🤖 AI Summary
This work addresses the challenge of scaling implicit signed distance function (SDF)-based single-view 3D reconstruction to large-scale scenarios, where reliance on extensive labeled data limits practical applicability. To this end, we propose a semi-supervised framework that effectively leverages a small set of annotated images alongside abundant unlabeled data. Our approach introduces two key innovations: a gradient-based parameter importance estimation mechanism that guides exponential moving average (EMA) updates for meta-adaptive consistency, and a pseudo-label weighting strategy that jointly considers augmentation consistency and SDF variance.
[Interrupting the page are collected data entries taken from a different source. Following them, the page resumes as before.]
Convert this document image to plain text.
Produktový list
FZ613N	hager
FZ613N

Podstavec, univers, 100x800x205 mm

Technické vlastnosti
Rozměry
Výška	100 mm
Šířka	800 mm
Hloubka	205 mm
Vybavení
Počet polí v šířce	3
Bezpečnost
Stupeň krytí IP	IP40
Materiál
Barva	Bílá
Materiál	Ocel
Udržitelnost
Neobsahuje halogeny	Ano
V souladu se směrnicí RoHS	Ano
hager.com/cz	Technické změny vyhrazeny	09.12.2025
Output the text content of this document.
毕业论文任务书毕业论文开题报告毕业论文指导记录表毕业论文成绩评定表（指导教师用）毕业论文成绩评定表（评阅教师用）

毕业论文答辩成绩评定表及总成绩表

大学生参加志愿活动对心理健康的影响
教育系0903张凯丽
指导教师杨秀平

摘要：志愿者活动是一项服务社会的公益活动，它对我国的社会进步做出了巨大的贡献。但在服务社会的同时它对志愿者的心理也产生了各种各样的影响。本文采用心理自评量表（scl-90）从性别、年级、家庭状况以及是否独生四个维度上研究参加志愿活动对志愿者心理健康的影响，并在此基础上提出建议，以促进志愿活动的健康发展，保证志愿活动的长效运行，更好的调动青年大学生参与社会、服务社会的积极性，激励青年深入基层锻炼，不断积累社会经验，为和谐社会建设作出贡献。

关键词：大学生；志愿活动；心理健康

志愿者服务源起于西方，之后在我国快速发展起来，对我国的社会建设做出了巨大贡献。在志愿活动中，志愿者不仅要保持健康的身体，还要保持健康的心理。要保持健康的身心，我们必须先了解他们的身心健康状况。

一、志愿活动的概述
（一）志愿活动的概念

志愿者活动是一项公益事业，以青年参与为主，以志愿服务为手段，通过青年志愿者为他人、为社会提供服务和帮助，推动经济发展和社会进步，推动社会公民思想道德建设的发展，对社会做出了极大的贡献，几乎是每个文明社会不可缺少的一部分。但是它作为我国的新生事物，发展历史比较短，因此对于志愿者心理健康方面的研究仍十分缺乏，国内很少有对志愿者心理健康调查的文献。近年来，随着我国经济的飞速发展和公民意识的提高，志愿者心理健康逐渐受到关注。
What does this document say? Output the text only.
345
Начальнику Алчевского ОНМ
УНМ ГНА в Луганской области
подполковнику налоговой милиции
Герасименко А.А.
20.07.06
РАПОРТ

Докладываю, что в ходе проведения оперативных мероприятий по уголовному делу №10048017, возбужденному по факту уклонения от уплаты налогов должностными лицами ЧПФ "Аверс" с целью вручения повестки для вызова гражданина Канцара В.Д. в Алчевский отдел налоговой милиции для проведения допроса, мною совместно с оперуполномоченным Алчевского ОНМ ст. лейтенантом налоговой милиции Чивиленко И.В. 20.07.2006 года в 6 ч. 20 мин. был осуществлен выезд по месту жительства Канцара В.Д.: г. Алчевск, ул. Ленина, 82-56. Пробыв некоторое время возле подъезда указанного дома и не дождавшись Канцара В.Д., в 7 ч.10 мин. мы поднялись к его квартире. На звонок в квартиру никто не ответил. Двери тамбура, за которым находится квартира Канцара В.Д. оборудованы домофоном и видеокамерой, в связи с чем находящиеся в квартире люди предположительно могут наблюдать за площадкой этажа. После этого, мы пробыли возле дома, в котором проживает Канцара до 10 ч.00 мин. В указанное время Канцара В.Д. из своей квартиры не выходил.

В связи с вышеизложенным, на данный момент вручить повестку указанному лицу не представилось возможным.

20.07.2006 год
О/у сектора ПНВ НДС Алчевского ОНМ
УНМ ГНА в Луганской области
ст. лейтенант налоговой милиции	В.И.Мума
Evaluated on the Pix3D benchmark, our method achieves a new state of the art, reducing Chamfer Distance by 20.61% and improving Intersection over Union (IoU) by 24.09% compared to existing semi-supervised approaches.
📝 Abstract
Implicit SDF-based methods for single-view 3D reconstruction achieve high-quality surfaces but require large labeled datasets, limiting their scalability. We propose MetaSSP, a novel semi-supervised framework that exploits abundant unlabeled images. Our approach introduces gradient-based parameter importance estimation to regularize adaptive EMA updates and an SDF-aware pseudo-label weighting mechanism combining augmentation consistency with SDF variance. Beginning with a 10% supervised warm-up, the unified pipeline jointly refines labeled and unlabeled data. On the Pix3D benchmark, our method reduces Chamfer Distance by approximately 20.61% and increases IoU by around 24.09% compared to existing semi-supervised baselines, setting a new state of the art.